L’industrie IT adore les « buzz words », sorte de mantras magiques que tous les acteurs répètent en boucle. SOA a eu son heure de gloire il y a quelques années. Il a complétement disparu du vocabulaire, remplacé par le concept éthéré du cloud computing.

Si le marketing des fournisseurs a changé de mantra, SOA et Cloud Computing parlent de la même chose, le service, mais sur deux aspects complémentaires : sa fabrication et son exploitation.

On peut faire quelques remarques sur le sujet

  • L’orientation service définit la façon de construire une application composite, le cloud computing définit l’infrastructure et le modèle de fourniture de cette application
  • L’architecture SOA définit des services d’infrastructure comme des boites noires spécialisées (métier, données, messages, stockage…), le cloud computing permet d’étendre les possibilités d’exploitation de  en apportant la couche d’abstraction sur la localisation, les ressources nécessaires, les plateformes utilisées …

La difficulté reste de déterminer quels sont bons candidats parmi les services, données et informations, et processus à mettre sur le cloud mais également quel est le meilleur cloud (on-premise, hybride, public) capable de garantir le bon niveau de service (SLA) en terme de coût, de sécurité, de performance, etc.
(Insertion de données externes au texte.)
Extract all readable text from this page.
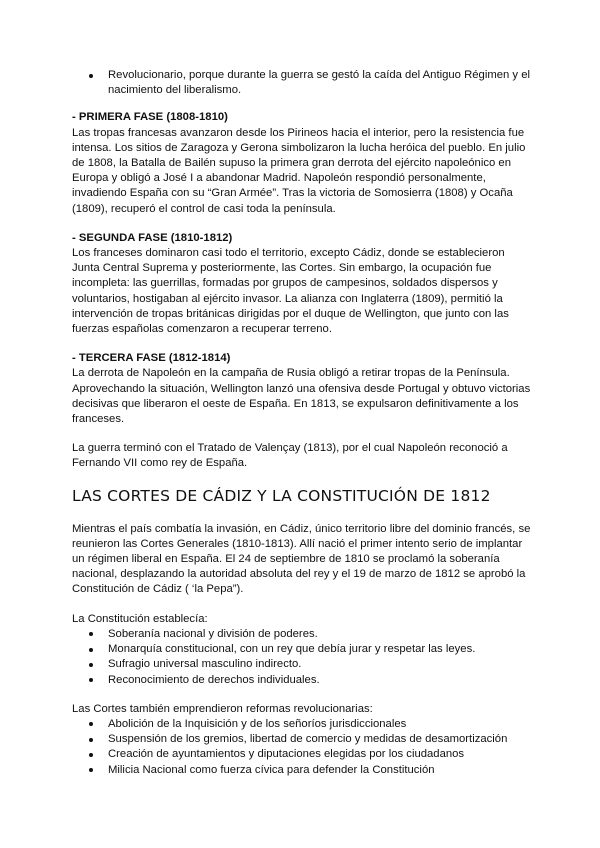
Revolucionario, porque durante la guerra se gestó la caída del Antiguo Régimen y el nacimiento del liberalismo.

- PRIMERA FASE (1808-1810)

Las tropas francesas avanzaron desde los Pirineos hacia el interior, pero la resistencia fue intensa. Los sitios de Zaragoza y Gerona simbolizaron la lucha heróica del pueblo. En julio de 1808, la Batalla de Bailén supuso la primera gran derrota del ejército napoleónico en Europa y obligó a José I a abandonar Madrid. Napoleón respondió personalmente, invadiendo España con su “Gran Armée”. Tras la victoria de Somosierra (1808) y Ocaña (1809), recuperó el control de casi toda la península.

- SEGUNDA FASE (1810-1812)

Los franceses dominaron casi todo el territorio, excepto Cádiz, donde se establecieron Junta Central Suprema y posteriormente, las Cortes. Sin embargo, la ocupación fue incompleta: las guerrillas, formadas por grupos de campesinos, soldados dispersos y voluntarios, hostigaban al ejército invasor. La alianza con Inglaterra (1809), permitió la intervención de tropas británicas dirigidas por el duque de Wellington, que junto con las fuerzas españolas comenzaron a recuperar terreno.

- TERCERA FASE (1812-1814)

La derrota de Napoleón en la campaña de Rusia obligó a retirar tropas de la Península. Aprovechando la situación, Wellington lanzó una ofensiva desde Portugal y obtuvo victorias decisivas que liberaron el oeste de España. En 1813, se expulsaron definitivamente a los franceses.

La guerra terminó con el Tratado de Valençay (1813), por el cual Napoleón reconoció a Fernando VII como rey de España.

LAS CORTES DE CÁDIZ Y LA CONSTITUCIÓN DE 1812

Mientras el país combatía la invasión, en Cádiz, único territorio libre del dominio francés, se reunieron las Cortes Generales (1810-1813). Allí nació el primer intento serio de implantar un régimen liberal en España. El 24 de septiembre de 1810 se proclamó la soberanía nacional, desplazando la autoridad absoluta del rey y el 19 de marzo de 1812 se aprobó la Constitución de Cádiz ( ‘la Pepa”).

La Constitución establecía:

Soberanía nacional y división de poderes.
Monarquía constitucional, con un rey que debía jurar y respetar las leyes.
Sufragio universal masculino indirecto.
Reconocimiento de derechos individuales.

Las Cortes también emprendieron reformas revolucionarias:

Abolición de la Inquisición y de los señoríos jurisdiccionales
Suspensión de los gremios, libertad de comercio y medidas de desamortización
Creación de ayuntamientos y diputaciones elegidas por los ciudadanos
Milicia Nacional como fuerza cívica para defender la Constitución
La démarche consiste à sélectionner des services :

  • Qui participent dans des environnements (processus, application et données) faiblement couplés.
  • Dont les points d’intégration sont bien définis
  • Qui n’ont pas besoin de haute sécurité
  • Dont l’architecture interne est saine
  • Qui ne nécessitent pas d’interfaces natives à des applications

Une démarche d’architecture d’entreprise combinant l’initiative SOA et le déploiement sur le cloud, permet de décider quels sont les workloads qui peuvent évoluer sur le Cloud. On parle par exemple de services de collaboration, développement et test, de postes de travail, de sites Web mais également de service d’infrastructure (par exemple, calcul et stockage), d’analytics. Enfin des services métiers plutôt autonomes (comme l’automatisation des forces de ventes ou la gestion de la relation client) sont évidemment des bons candidats à une exploitation sur le nuage.

Et vous ? Avez-vous lancé une démarche d’architecture d’entreprise dans votre organisation qui prenne en compte une approche de service et un déploiement sur le nuage?